Solution to exercises can be revealed by clicking on the [Code] buttons displayed at the right-hand side of the exercises.

2 Preparation

Load the tidyverse package.

library(tidyverse)

3 Datasets

3.1 Built-in dataset: trees

This data set provides measurements of the diameter, height and volume of timber in 31 felled black cherry trees. Note that the diameter (in inches) is erroneously labelled Girth in the data. It is measured at 4 ft 6 in above the ground.

  • Show the head of table trees
trees %>% head()
  • Create trees2 variable by copying trees and
    • Renaming column Girth to Diameter
    • Converting Diameter and Height to centimeters (1 inch = 2,54 cm)
    • Converting Volume in cubic meters (1 cibic foot = 0,0283168 cubic meter)
trees2 <- trees %>% 
  rename(Diameter=Girth) %>% 
  mutate(Diameter=Diameter*2.54, Height=Height*2.54) %>% 
  mutate(Volume=Volume*0.0283168)
  • Show the head of table trees2
trees2 %>% head()
  • Calculate the mean value of each column
trees2 %>% 
  summarise(
    mean.diameter=mean(Diameter),
    mean.height=mean(Height),
    mean.vol=mean(Volume)
    )
  • Save in variable trees2.plot a scatter plot of the diameter vs height
    • color points by Volume
    • add a title to the plot using ggtitle()
trees2.plot <- trees2 %>% 
  ggplot(aes(x=Diameter, y=Height, color=Volume)) +
  geom_point() + 
  ggtitle("Scatter Plot")
  • save the plot in a PNG image file on your computer
    • use ggsave(trees2.plot, filename = ‘your_file.png’, …) with appropriate parameters for ggsave
    • read the help of the function to create a 10x10cm plot named “trees2.plot.png”
ggsave(trees2.plot, filename = "scatterplot.png", width = 10, height = 10, units = "cm")

3.2 Built-in dataset: PlantGrowth

Results from an experiment to compare yields (as measured by dried weight of plants) obtained under a control and two different treatment conditions.

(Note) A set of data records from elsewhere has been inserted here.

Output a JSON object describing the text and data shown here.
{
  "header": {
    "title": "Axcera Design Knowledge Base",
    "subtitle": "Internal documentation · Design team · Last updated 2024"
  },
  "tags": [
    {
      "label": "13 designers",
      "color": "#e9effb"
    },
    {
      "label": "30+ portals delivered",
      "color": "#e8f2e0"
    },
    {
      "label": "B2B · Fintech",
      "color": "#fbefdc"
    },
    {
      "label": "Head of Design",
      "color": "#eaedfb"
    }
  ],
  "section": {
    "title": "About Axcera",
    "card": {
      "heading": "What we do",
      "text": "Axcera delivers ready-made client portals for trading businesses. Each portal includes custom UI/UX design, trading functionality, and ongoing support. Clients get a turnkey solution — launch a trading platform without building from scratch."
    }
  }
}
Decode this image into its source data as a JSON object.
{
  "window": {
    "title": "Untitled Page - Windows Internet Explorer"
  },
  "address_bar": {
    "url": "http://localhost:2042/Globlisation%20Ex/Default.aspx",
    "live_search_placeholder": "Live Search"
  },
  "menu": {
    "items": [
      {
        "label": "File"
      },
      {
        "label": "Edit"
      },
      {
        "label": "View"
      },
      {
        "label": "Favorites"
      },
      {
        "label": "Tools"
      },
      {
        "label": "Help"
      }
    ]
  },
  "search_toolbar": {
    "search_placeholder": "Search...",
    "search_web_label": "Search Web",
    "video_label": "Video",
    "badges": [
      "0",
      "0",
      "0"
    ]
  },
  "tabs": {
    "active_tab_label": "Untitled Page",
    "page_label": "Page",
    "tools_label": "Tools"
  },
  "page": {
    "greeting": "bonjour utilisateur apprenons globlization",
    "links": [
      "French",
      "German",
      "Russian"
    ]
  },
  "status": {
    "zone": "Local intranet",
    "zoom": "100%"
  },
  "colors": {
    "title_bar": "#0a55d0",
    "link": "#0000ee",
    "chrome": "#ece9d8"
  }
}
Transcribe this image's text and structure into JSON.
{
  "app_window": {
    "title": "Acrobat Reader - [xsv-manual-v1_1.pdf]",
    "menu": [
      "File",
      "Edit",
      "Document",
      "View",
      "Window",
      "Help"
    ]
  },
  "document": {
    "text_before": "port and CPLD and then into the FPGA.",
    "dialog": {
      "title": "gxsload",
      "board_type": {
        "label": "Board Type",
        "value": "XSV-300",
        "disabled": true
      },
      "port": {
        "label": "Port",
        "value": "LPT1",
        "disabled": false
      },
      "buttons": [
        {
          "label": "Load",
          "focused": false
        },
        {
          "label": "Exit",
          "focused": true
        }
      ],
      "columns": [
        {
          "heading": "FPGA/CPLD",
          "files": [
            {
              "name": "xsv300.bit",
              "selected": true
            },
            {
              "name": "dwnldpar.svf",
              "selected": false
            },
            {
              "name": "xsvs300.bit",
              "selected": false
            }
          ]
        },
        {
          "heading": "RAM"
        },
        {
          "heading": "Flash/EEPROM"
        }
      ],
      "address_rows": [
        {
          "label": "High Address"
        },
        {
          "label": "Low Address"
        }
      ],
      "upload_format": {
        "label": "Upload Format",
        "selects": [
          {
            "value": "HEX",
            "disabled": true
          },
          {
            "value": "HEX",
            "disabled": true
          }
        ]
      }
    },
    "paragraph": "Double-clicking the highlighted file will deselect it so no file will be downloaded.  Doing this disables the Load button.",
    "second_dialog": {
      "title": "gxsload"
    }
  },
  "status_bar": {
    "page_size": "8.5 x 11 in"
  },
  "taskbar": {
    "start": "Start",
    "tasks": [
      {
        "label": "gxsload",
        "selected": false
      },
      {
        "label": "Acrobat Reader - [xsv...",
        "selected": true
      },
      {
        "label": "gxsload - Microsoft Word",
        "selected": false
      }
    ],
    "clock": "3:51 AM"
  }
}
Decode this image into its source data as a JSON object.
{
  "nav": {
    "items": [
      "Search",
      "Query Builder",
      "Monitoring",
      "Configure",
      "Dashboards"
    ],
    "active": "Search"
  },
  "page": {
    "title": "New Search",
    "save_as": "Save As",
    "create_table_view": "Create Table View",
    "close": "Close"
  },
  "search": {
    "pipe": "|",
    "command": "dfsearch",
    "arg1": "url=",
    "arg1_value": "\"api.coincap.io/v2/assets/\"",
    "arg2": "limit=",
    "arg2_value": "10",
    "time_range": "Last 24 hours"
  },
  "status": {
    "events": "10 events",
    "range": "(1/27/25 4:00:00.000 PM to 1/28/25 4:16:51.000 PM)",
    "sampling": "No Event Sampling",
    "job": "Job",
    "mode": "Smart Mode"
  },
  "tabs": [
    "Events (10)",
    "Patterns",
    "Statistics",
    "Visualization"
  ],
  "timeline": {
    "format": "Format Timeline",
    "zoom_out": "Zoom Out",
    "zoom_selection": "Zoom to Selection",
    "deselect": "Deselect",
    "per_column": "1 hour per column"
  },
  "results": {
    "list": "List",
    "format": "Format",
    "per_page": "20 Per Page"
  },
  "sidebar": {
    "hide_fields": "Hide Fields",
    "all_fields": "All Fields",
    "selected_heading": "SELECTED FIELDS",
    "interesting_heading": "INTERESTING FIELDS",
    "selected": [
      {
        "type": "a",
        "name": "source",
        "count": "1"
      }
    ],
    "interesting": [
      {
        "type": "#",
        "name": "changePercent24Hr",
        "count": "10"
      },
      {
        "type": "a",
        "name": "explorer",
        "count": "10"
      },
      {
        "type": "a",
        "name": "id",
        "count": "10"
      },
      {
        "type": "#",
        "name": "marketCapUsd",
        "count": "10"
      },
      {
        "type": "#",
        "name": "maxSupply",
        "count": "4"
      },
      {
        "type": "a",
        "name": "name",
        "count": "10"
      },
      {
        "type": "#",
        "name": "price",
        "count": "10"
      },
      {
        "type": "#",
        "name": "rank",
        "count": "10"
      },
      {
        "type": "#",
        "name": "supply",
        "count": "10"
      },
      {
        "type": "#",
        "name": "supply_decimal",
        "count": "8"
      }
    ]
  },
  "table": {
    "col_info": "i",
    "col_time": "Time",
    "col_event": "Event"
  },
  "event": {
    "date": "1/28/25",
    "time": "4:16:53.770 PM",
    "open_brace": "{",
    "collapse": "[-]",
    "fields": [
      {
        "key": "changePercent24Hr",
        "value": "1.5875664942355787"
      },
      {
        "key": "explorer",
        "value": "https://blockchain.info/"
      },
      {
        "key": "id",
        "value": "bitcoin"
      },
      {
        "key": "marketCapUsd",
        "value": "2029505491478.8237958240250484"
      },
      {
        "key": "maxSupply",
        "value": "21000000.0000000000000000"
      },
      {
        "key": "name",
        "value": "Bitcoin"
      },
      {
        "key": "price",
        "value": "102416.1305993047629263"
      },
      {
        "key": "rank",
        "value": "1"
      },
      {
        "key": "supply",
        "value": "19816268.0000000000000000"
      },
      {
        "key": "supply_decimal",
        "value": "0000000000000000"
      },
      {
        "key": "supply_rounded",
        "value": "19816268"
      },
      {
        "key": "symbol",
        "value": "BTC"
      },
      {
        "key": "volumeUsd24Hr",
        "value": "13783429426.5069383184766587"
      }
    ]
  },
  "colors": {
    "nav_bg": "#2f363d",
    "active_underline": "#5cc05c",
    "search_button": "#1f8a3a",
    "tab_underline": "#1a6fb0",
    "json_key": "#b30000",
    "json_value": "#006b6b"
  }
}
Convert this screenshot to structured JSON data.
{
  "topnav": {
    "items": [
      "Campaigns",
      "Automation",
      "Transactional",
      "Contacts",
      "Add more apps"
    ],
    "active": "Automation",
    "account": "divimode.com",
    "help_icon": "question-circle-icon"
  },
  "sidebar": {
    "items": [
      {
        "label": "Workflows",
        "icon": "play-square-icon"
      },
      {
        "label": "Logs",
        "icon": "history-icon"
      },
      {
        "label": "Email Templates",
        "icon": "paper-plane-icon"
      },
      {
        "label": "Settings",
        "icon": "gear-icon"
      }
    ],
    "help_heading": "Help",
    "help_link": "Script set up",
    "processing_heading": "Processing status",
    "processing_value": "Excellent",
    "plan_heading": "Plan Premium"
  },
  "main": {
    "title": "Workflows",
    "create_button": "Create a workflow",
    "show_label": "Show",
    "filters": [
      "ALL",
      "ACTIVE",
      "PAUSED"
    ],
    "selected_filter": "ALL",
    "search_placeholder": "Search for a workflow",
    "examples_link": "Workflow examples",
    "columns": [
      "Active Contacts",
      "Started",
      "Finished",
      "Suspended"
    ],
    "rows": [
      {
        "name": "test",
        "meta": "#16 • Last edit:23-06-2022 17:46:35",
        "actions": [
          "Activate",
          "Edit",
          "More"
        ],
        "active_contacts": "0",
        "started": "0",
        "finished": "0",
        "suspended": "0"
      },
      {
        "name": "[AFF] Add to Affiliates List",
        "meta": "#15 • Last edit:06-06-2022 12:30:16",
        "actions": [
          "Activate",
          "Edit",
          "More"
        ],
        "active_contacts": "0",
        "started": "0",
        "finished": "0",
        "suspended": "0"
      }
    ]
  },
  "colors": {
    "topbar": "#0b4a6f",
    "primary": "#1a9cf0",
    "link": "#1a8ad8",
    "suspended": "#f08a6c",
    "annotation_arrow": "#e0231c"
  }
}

  • Show a summary of the table using summary(TABLE) (not a tidyverse’s function)
summary(PlantGrowth)
     weight       group   
 Min.   :3.590   ctrl:10  
 1st Qu.:4.550   trt1:10  
 Median :5.155   trt2:10  
 Mean   :5.073            
 3rd Qu.:5.530            
 Max.   :6.310            
  • Show a density plot of the weight values divided by group in a single plot
PlantGrowth %>% 
  ggplot(aes(x=weight, fill=group)) +
  geom_density()

  • Tuning the plots is sometimes as simple as using a special parameter to a ggplot layer
    • replot the same plot with the following setting in geom_density() to set the transparency: alpha=0.2
    • alpha can take values from 0 to 1, test alpha=0.5 and alpha=0.8
PlantGrowth %>% 
  ggplot(aes(x=weight, fill=group)) +
  geom_density(alpha=0.2)

PlantGrowth %>% 
  ggplot(aes(x=weight, fill=group)) +
  geom_density(alpha=0.5)